Embora abordando eventos anteriores à última reunião de política monetária, a ata do Fed é oportuna porque, a depender do tom, poderá evitar o recrudescimento da tensão provocada pelo rebaixamento da classificação de crédito de 10 bancos pequenos e médios pela Moody’s Investors Service, anunciado na segunda-feira, 7 de agosto.

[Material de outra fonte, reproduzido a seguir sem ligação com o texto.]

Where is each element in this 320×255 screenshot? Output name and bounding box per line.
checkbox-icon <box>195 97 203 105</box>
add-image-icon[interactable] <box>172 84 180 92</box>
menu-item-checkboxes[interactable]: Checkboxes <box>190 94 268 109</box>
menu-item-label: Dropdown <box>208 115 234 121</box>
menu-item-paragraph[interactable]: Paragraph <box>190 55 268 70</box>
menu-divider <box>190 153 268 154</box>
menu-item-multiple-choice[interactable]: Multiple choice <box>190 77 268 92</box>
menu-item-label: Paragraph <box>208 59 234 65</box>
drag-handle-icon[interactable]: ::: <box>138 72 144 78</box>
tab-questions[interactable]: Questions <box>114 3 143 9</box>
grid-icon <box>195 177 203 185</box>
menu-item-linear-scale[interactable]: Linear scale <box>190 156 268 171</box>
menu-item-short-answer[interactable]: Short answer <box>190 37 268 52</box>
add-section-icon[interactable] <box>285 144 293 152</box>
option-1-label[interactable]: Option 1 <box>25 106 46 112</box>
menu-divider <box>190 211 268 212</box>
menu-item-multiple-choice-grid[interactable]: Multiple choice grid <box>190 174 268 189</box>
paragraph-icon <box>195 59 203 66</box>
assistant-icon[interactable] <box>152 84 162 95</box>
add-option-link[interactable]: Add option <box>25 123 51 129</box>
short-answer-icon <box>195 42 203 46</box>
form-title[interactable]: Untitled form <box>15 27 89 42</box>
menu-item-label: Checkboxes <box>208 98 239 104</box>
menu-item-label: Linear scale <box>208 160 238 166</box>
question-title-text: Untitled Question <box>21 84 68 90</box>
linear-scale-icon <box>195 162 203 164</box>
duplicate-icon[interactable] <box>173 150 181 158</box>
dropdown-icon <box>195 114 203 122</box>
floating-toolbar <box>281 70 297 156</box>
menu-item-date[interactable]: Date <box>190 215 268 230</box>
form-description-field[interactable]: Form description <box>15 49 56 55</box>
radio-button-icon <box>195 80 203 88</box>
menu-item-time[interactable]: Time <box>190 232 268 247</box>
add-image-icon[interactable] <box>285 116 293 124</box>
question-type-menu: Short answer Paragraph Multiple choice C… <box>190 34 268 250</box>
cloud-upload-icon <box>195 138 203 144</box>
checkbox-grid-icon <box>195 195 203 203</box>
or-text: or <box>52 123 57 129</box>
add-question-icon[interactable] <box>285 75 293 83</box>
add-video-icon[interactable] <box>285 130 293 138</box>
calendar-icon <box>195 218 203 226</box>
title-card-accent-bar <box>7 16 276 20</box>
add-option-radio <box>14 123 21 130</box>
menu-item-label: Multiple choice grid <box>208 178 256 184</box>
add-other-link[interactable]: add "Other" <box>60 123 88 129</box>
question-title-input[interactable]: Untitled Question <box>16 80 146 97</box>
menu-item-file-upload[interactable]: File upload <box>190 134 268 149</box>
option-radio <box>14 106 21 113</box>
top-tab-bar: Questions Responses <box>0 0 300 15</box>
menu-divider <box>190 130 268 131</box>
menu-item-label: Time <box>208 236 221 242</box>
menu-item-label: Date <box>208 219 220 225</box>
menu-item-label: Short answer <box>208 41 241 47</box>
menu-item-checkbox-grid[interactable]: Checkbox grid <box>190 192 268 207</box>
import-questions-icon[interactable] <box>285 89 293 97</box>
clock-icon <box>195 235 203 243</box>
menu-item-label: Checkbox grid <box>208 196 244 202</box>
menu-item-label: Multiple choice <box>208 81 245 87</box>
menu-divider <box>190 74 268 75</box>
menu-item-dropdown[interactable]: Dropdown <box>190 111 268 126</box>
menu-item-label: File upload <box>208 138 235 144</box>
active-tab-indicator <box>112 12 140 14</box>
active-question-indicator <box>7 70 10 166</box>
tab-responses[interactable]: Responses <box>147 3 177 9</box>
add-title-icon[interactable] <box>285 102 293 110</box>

Esse rebaixamento, aliado à perspectiva de revisão de rating de bancos maiores, reacendeu o temor quanto ao risco de crise bancária por desequilíbrios entre ativos e passivos decorrentes do forte aperto monetário realizado pelo Fed no último ano e meio. A quebra do Silicon Valley Bank e Signature Bank não caiu no esquecimento.
Ao reclassificar as instituições, a Moody’s disparou um alerta importante. Afirmou que os resultados trimestrais de vários bancos mostraram “crescentes pressões de lucratividade que reduzirão sua capacidade de gerar capital, pois uma leve recessão se aproxima e a qualidade dos ativos parece prestes a diminuir, especialmente no portfólio de imóveis comerciais de algumas instituições”. A observação não passou despercebida de especialistas.
Há duas semanas, a Moody’s também avaliou as condições de bancos brasileiros no contexto de queda da Selic. E a visão é positiva. A agência avalia que a redução da taxa básica “vai gradualmente enfraquecer os desafios que minaram a lucratividade das instituições nos últimos trimestres: custo mais alto de captação, elevada inadimplência e provisões adicionais para calotes”.
Serão mais beneficiados pelo ciclo monetário os bancos médios, sobretudo aqueles com foco em consignado. Banco do Brasil, Caixa, Bradesco e Santander devem ser mais beneficiados pela queda dos juros por terem nas carteiras empréstimos de prazos mais longos contratados a taxas fixas.
Itaú Unibanco e BTG, avalia a Moodys, deverão ser menos beneficiados porque suas carteiras têm parcela mais expressiva de crédito a juros flutuantes.